El desglose de los crímenes muestra un claro predominio de la tala y los delitos forestales, con 203 casos reportados. A esto le siguen 138 incidentes de tráfico de fauna silvestre, 26 de pesca ilegal, 23 de minería no autorizada y 16 vinculados directamente a la contaminación. El análisis de inteligencia logró identificar 15 casos con claros componentes transnacionales, destapando múltiples rutas de tráfico de especies y recursos hacia mercados en Asia y Europa.
Las incautaciones reflejan la gravedad de la explotación. Las autoridades rescataron fauna diversa, incluyendo primates, grandes felinos, aves y tortugas. Se decomisaron también 2.4 toneladas de aletas de tiburón y raya, 7 kg de pepino de mar seco y 875 kg de totoaba, esta última una especie en peligro crítico de extinción.
En el ámbito forestal, se interceptaron cargamentos de pino, roble, laurel y ciprés. Entre los hallazgos más significativos se encuentran maderas de alto valor protegidas por la Convención CITES, como el cedro, cuyo valor en el mercado negro oscila entre 200 y 900 dólares por metro cúbico, y el palo de rosa, que puede superar los 6,000 dólares por metro cúbico.

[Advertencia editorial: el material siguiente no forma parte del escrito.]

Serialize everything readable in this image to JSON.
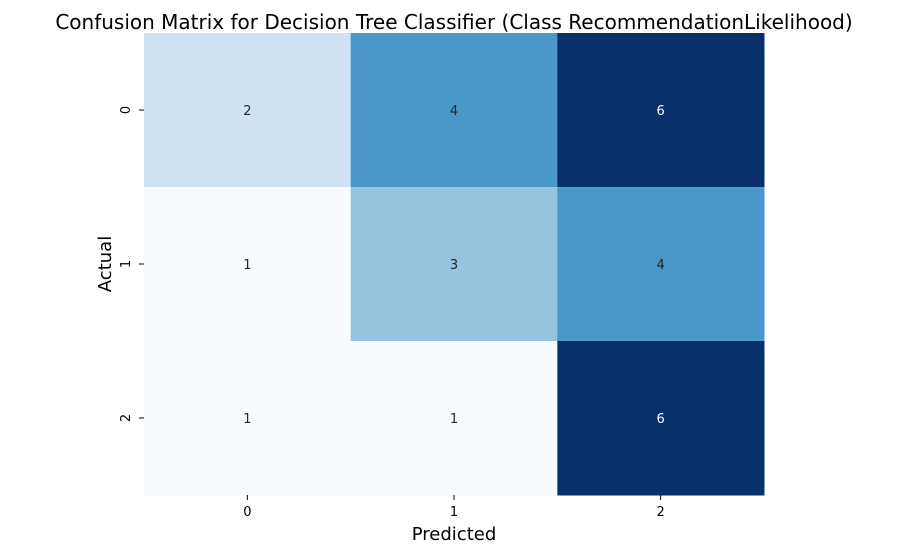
{
  "chart_data": {
    "type": "heatmap",
    "title": "Confusion Matrix for Decision Tree Classifier (Class RecommendationLikelihood)",
    "xlabel": "Predicted",
    "ylabel": "Actual",
    "x_categories": [
      "0",
      "1",
      "2"
    ],
    "y_categories": [
      "0",
      "1",
      "2"
    ],
    "values": [
      [
        2,
        4,
        6
      ],
      [
        1,
        3,
        4
      ],
      [
        1,
        1,
        6
      ]
    ],
    "colormap": "Blues",
    "colors": {
      "low": "#f7fbff",
      "high": "#08306b",
      "text_dark": "#262626",
      "text_light": "#ffffff"
    },
    "colorbar": false,
    "grid": false
  }
}
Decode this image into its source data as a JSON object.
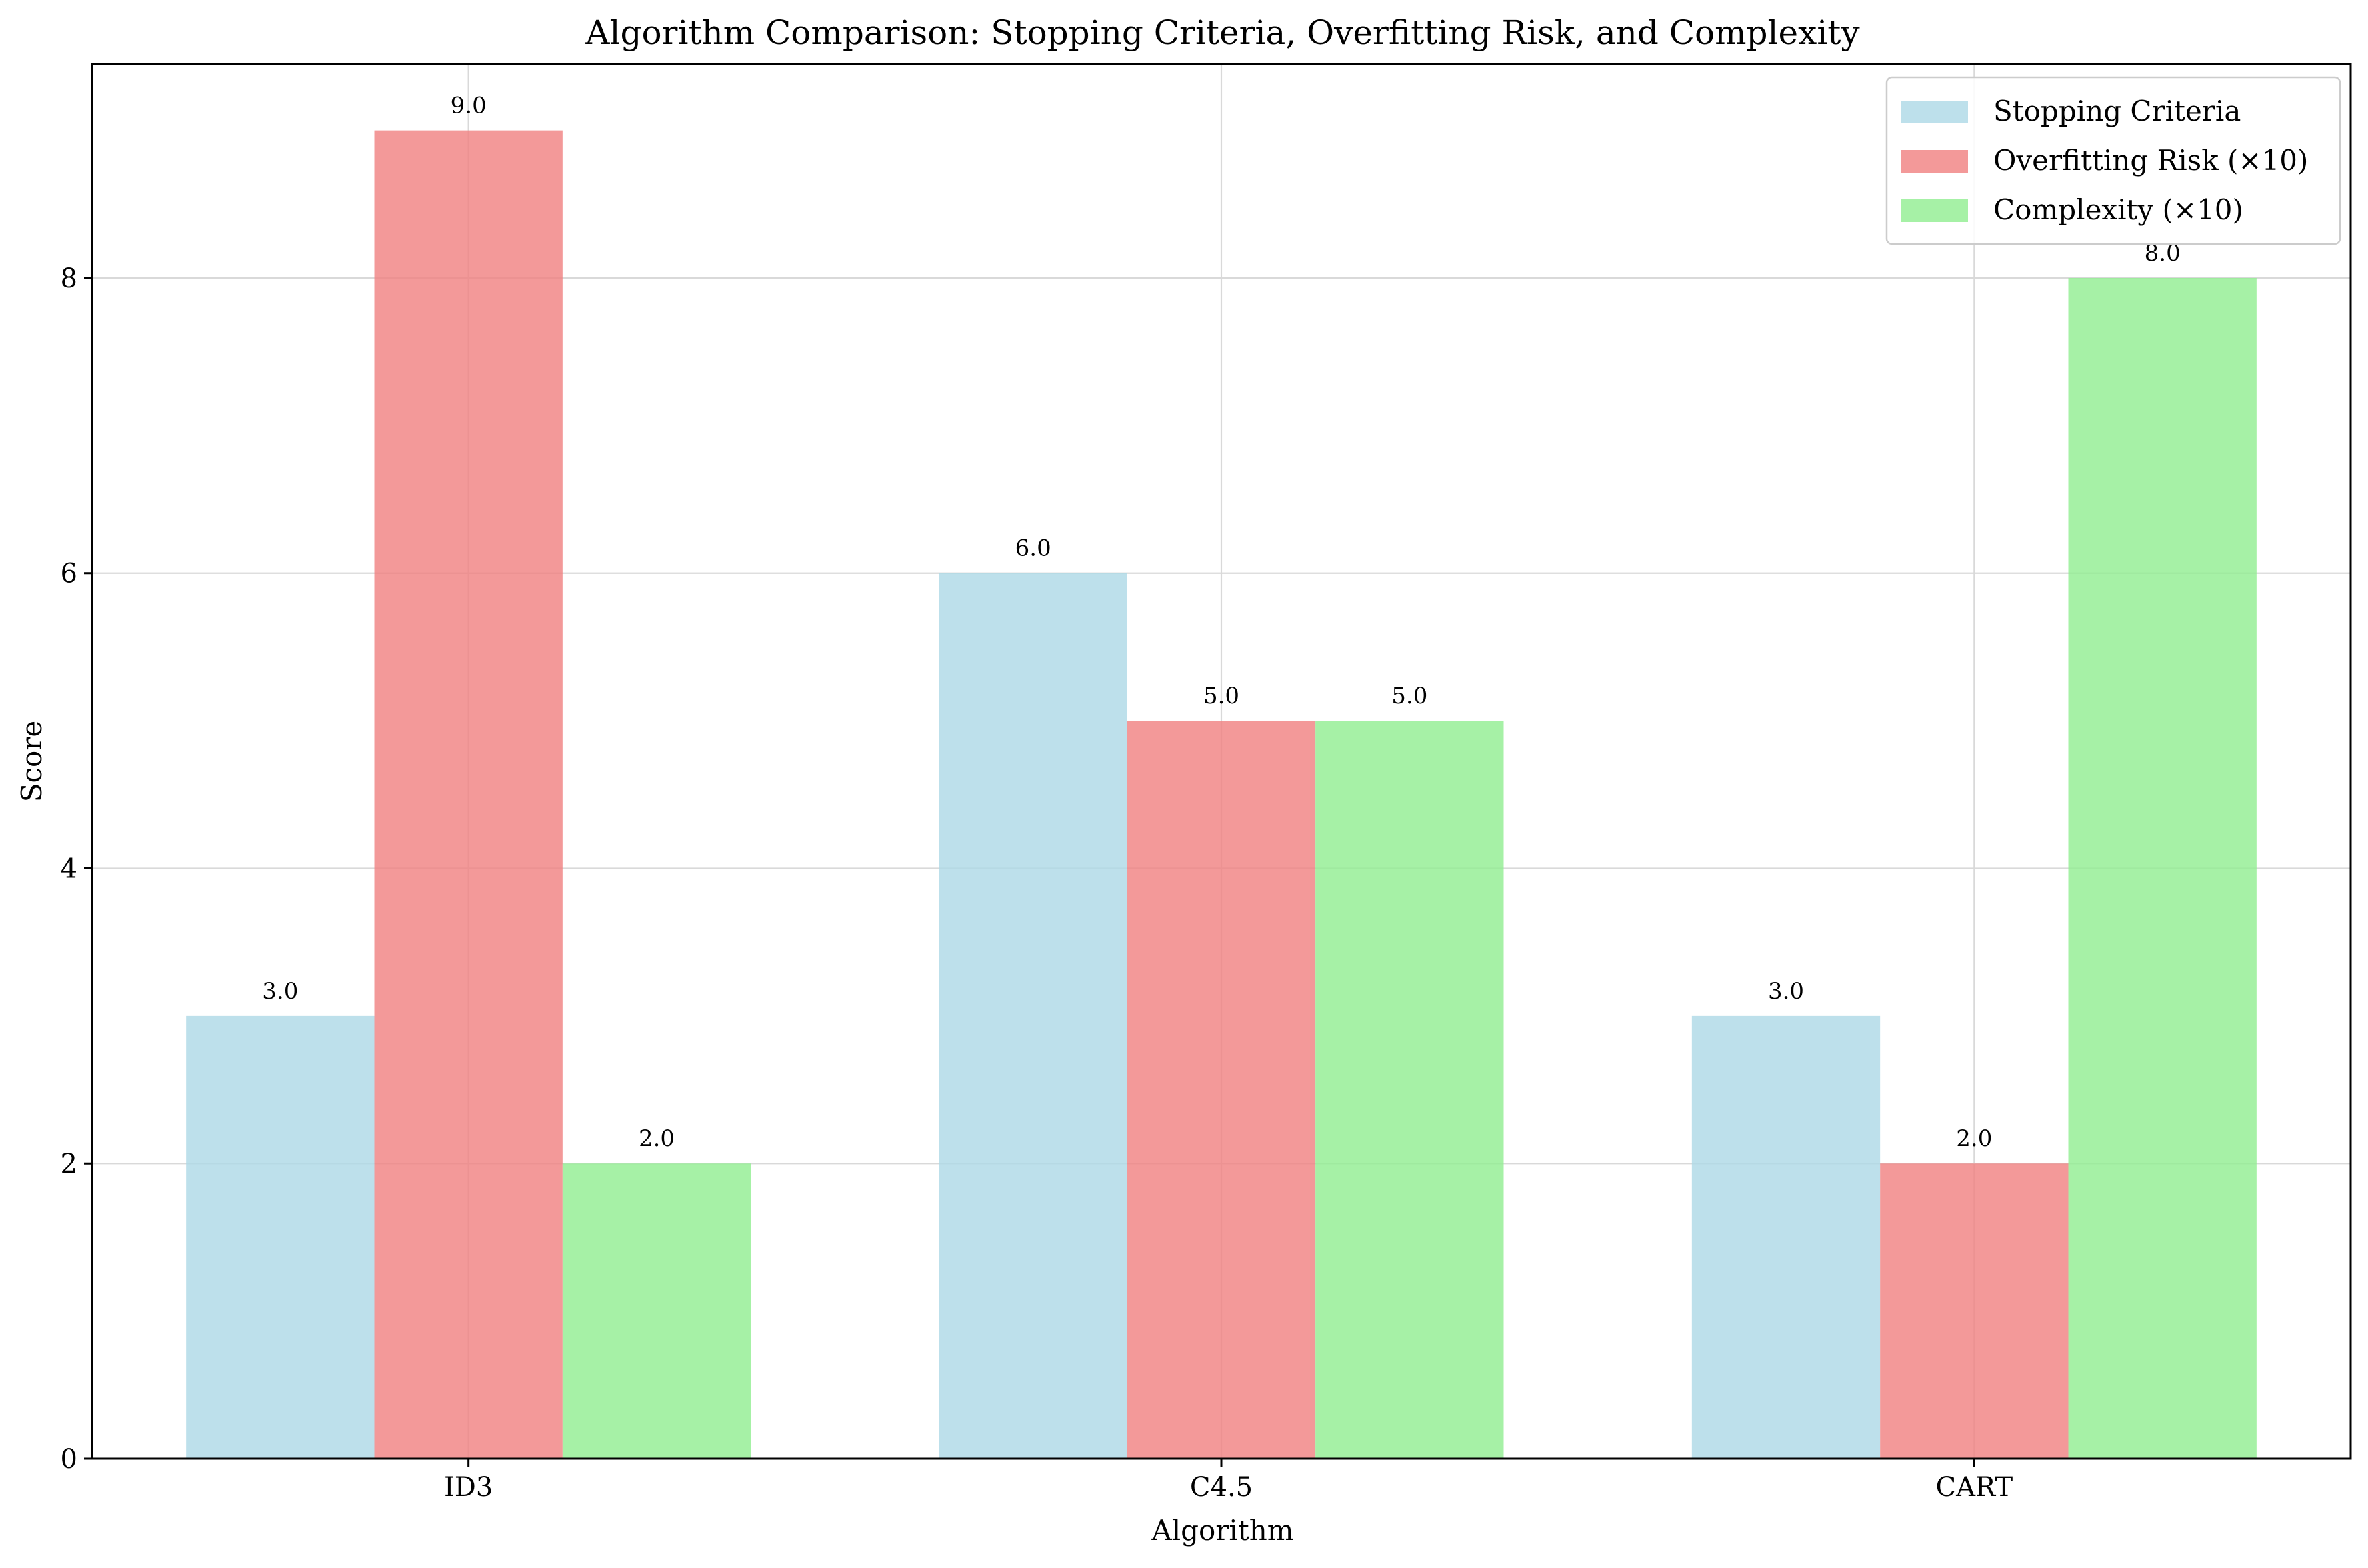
{
  "chart_data": {
    "type": "bar",
    "title": "Algorithm Comparison: Stopping Criteria, Overfitting Risk, and Complexity",
    "xlabel": "Algorithm",
    "ylabel": "Score",
    "categories": [
      "ID3",
      "C4.5",
      "CART"
    ],
    "series": [
      {
        "name": "Stopping Criteria",
        "values": [
          3.0,
          6.0,
          3.0
        ],
        "color": "#add8e6"
      },
      {
        "name": "Overfitting Risk (×10)",
        "values": [
          9.0,
          5.0,
          2.0
        ],
        "color": "#f08080"
      },
      {
        "name": "Complexity (×10)",
        "values": [
          2.0,
          5.0,
          8.0
        ],
        "color": "#90ee90"
      }
    ],
    "data_labels": [
      [
        "3.0",
        "6.0",
        "3.0"
      ],
      [
        "9.0",
        "5.0",
        "2.0"
      ],
      [
        "2.0",
        "5.0",
        "8.0"
      ]
    ],
    "yticks": [
      0,
      2,
      4,
      6,
      8
    ],
    "ylim": [
      0,
      9.45
    ],
    "grid": true,
    "legend_position": "top-right"
  }
}
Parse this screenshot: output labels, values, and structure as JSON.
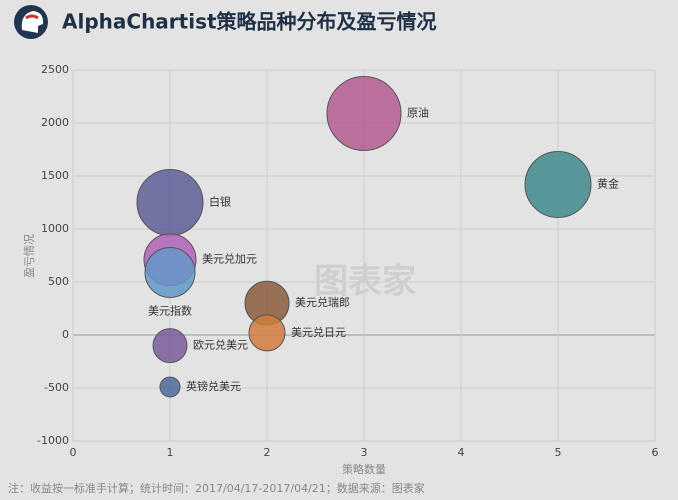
{
  "chart_data": {
    "type": "bubble",
    "title": "AlphaChartist策略品种分布及盈亏情况",
    "x_label": "策略数量",
    "y_label": "盈亏情况",
    "footnote": "注：收益按一标准手计算；统计时间：2017/04/17-2017/04/21；数据来源：图表家",
    "watermark": "图表家",
    "xlim": [
      0,
      6
    ],
    "xticks": [
      0,
      1,
      2,
      3,
      4,
      5,
      6
    ],
    "ylim": [
      -1000,
      2500
    ],
    "yticks": [
      -1000,
      -500,
      0,
      500,
      1000,
      1500,
      2000,
      2500
    ],
    "grid": true,
    "points": [
      {
        "label": "原油",
        "x": 3,
        "y": 2090,
        "size": 37,
        "color": "#b35a8f"
      },
      {
        "label": "黄金",
        "x": 5,
        "y": 1420,
        "size": 33,
        "color": "#3f8a8c"
      },
      {
        "label": "白银",
        "x": 1,
        "y": 1250,
        "size": 33,
        "color": "#5e5e98"
      },
      {
        "label": "美元兑加元",
        "x": 1,
        "y": 710,
        "size": 26,
        "color": "#b060b5"
      },
      {
        "label": "美元指数",
        "x": 1,
        "y": 590,
        "size": 25,
        "color": "#6398c8",
        "label_position": "below"
      },
      {
        "label": "美元兑瑞郎",
        "x": 2,
        "y": 300,
        "size": 22,
        "color": "#8a5c3c"
      },
      {
        "label": "美元兑日元",
        "x": 2,
        "y": 20,
        "size": 18,
        "color": "#d07c3e"
      },
      {
        "label": "欧元兑美元",
        "x": 1,
        "y": -100,
        "size": 17,
        "color": "#7a5c9c"
      },
      {
        "label": "英镑兑美元",
        "x": 1,
        "y": -490,
        "size": 10,
        "color": "#4a6a9c"
      }
    ]
  }
}
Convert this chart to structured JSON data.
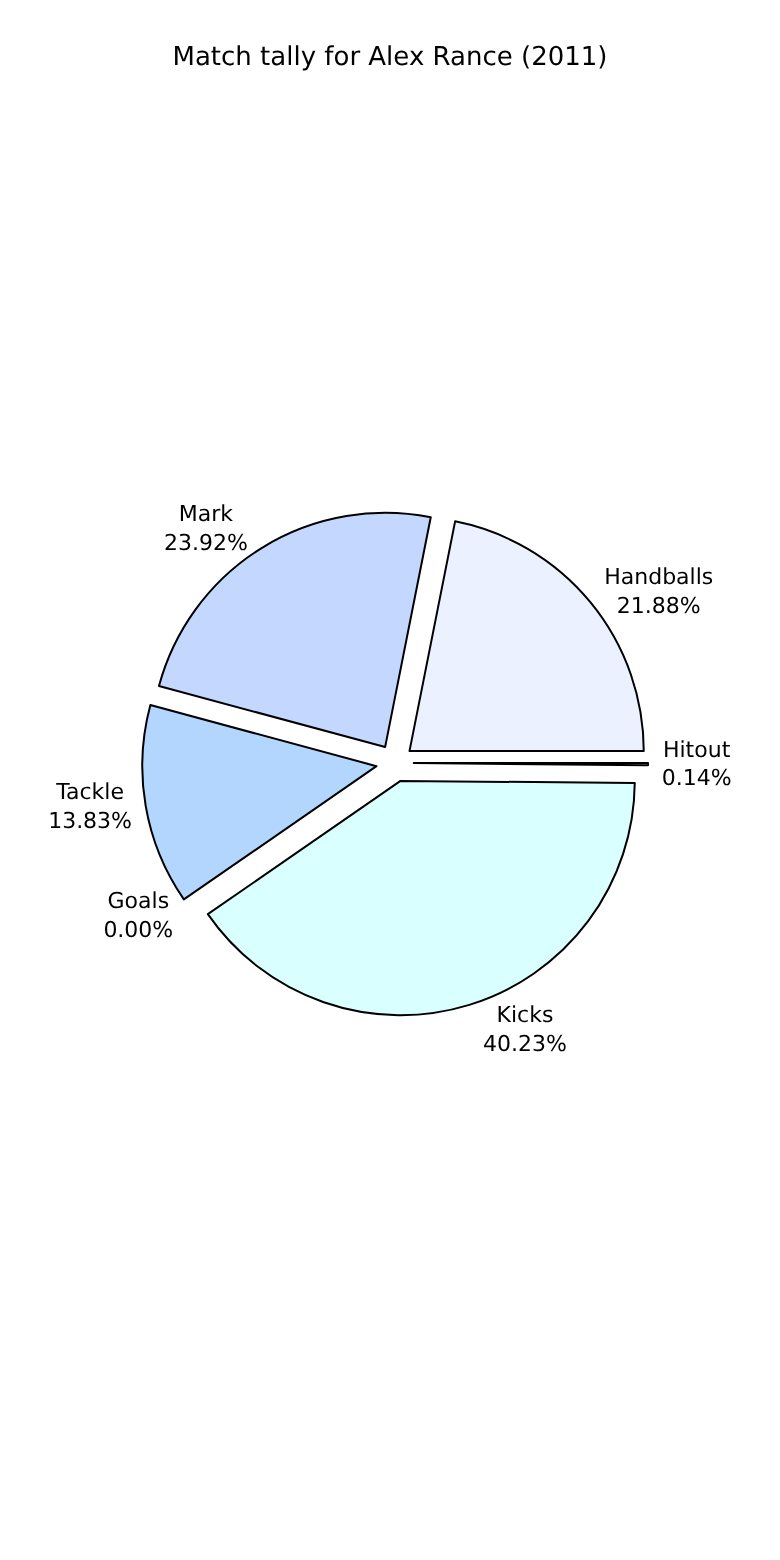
{
  "chart_data": {
    "type": "pie",
    "title": "Match tally for Alex Rance (2011)",
    "categories": [
      "Hitout",
      "Handballs",
      "Mark",
      "Tackle",
      "Goals",
      "Kicks"
    ],
    "values": [
      0.14,
      21.88,
      23.92,
      13.83,
      0.0,
      40.23
    ],
    "value_labels": [
      "0.14%",
      "21.88%",
      "23.92%",
      "13.83%",
      "0.00%",
      "40.23%"
    ],
    "colors": [
      "#ffffff",
      "#ebf1ff",
      "#c3d7ff",
      "#b3d6ff",
      "#ffffff",
      "#d9ffff"
    ],
    "legend": false
  }
}
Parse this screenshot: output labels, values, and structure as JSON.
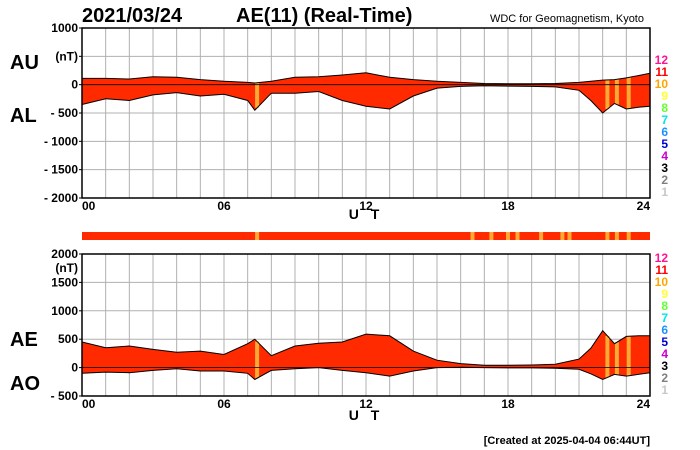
{
  "header": {
    "date": "2021/03/24",
    "index_title": "AE(11) (Real-Time)",
    "organization": "WDC for Geomagnetism, Kyoto"
  },
  "footer": {
    "created": "[Created at 2025-04-04 06:44UT]"
  },
  "quality_legend": {
    "levels": [
      "12",
      "11",
      "10",
      "9",
      "8",
      "7",
      "6",
      "5",
      "4",
      "3",
      "2",
      "1"
    ],
    "colors": [
      "#ff1493",
      "#ff0000",
      "#ffa500",
      "#ffff33",
      "#66ff33",
      "#00e5ee",
      "#1e90ff",
      "#0000cd",
      "#cc00cc",
      "#000000",
      "#7f7f7f",
      "#c8c8c8"
    ]
  },
  "colors": {
    "fill": "#ff2a00",
    "highlight": "#ffaa33",
    "bar": "#ff2a00",
    "grid": "#b0b0b0"
  },
  "chart_data": [
    {
      "type": "area",
      "panel": "AU/AL",
      "ylabel_top": "AU",
      "ylabel_bottom": "AL",
      "unit": "(nT)",
      "ylim": [
        -2000,
        1000
      ],
      "yticks": [
        1000,
        500,
        0,
        -500,
        -1000,
        -1500,
        -2000
      ],
      "ytick_labels": [
        "1000",
        "(nT)",
        "0",
        "- 500",
        "- 1000",
        "- 1500",
        "- 2000"
      ],
      "xlim": [
        0,
        24
      ],
      "xticks": [
        0,
        6,
        12,
        18,
        24
      ],
      "xtick_labels": [
        "00",
        "06",
        "12",
        "18",
        "24"
      ],
      "xlabel": "U T",
      "grid": true,
      "x": [
        0,
        1,
        2,
        3,
        4,
        5,
        6,
        7,
        7.3,
        8,
        9,
        10,
        11,
        12,
        13,
        14,
        15,
        16,
        17,
        18,
        19,
        20,
        21,
        21.5,
        22,
        22.5,
        23,
        23.5,
        24
      ],
      "series": [
        {
          "name": "AU",
          "values": [
            110,
            110,
            100,
            140,
            130,
            90,
            60,
            40,
            30,
            60,
            130,
            140,
            170,
            210,
            130,
            90,
            60,
            40,
            20,
            15,
            15,
            20,
            40,
            60,
            80,
            90,
            120,
            160,
            200
          ]
        },
        {
          "name": "AL",
          "values": [
            -350,
            -250,
            -280,
            -180,
            -140,
            -200,
            -170,
            -280,
            -450,
            -150,
            -150,
            -120,
            -280,
            -380,
            -430,
            -200,
            -60,
            -30,
            -20,
            -25,
            -30,
            -40,
            -100,
            -280,
            -500,
            -330,
            -430,
            -400,
            -380
          ]
        }
      ],
      "highlight_hours": [
        7.4,
        22.2,
        22.6,
        23.1
      ]
    },
    {
      "type": "area",
      "panel": "AE/AO",
      "ylabel_top": "AE",
      "ylabel_bottom": "AO",
      "unit": "(nT)",
      "ylim": [
        -500,
        2000
      ],
      "yticks": [
        2000,
        1500,
        1000,
        500,
        0,
        -500
      ],
      "ytick_labels": [
        "2000",
        "1500",
        "1000",
        "500",
        "0",
        "- 500"
      ],
      "xlim": [
        0,
        24
      ],
      "xticks": [
        0,
        6,
        12,
        18,
        24
      ],
      "xtick_labels": [
        "00",
        "06",
        "12",
        "18",
        "24"
      ],
      "xlabel": "U T",
      "grid": true,
      "x": [
        0,
        1,
        2,
        3,
        4,
        5,
        6,
        7,
        7.3,
        8,
        9,
        10,
        11,
        12,
        13,
        14,
        15,
        16,
        17,
        18,
        19,
        20,
        21,
        21.5,
        22,
        22.5,
        23,
        23.5,
        24
      ],
      "series": [
        {
          "name": "AE",
          "values": [
            450,
            350,
            380,
            320,
            270,
            290,
            230,
            420,
            500,
            210,
            380,
            430,
            450,
            590,
            560,
            290,
            130,
            70,
            40,
            40,
            45,
            60,
            150,
            340,
            650,
            420,
            550,
            560,
            560
          ]
        },
        {
          "name": "AO",
          "values": [
            -100,
            -80,
            -90,
            -50,
            -20,
            -60,
            -60,
            -100,
            -210,
            -50,
            -20,
            0,
            -50,
            -90,
            -150,
            -60,
            0,
            5,
            0,
            -5,
            -5,
            -10,
            -30,
            -110,
            -210,
            -120,
            -150,
            -120,
            -90
          ]
        }
      ],
      "highlight_hours": [
        7.4,
        22.2,
        22.6,
        23.1
      ]
    }
  ],
  "status_bar": {
    "marks_hours": [
      7.4,
      16.5,
      17.3,
      18.0,
      18.4,
      19.4,
      20.3,
      20.6,
      22.2,
      22.6,
      23.1
    ]
  }
}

La Operación Madre Tierra VII confirmó el vínculo directo de estos crímenes con poderosas redes de crimen organizado que operan a través de continentes, responsables de focos de deforestación que superan las 50,000 hectáreas.
Un caso emblemático en Panamá destapó una vasta operación de minería ilegal de oro. Esta actividad no solo causaba una severa contaminación por mercurio, sino que las investigaciones la vincularon con delitos conexos como el trabajo infantil y la trata de personas. Las pesquisas también detectaron contrabando de mercurio y una extendida contaminación de fuentes hídricas, representando un grave riesgo para la salud pública.
Durante las intervenciones, también se confiscaron armas de fuego, vehículos, embarcaciones y equipos de comunicación utilizados por las redes delictivas.
🚨 Americas: Environmental crime operation leads to 225 arrests, identifies hundreds more suspects
Operation Madre Tierra VII, led by INTERPOL’s Regional Bureau for Central America with support from the Environmental Security unit, brought together officers from nine countries… pic.twitter.com/zMD2jAdFTq
— INTERPOL (@INTERPOL_HQ) October 24, 2025
Este esfuerzo se ejecutó en el marco del Proyecto GAIA, una iniciativa financiada por el Ministerio Federal de Medio Ambiente de Alemania (BMUKN) a través de la Iniciativa Internacional sobre el Clima (IKI). La labor se realizó en estrecha coordinación con la Comisión de Jefes y Directores de Policía de Centroamérica, México, el Caribe y Colombia.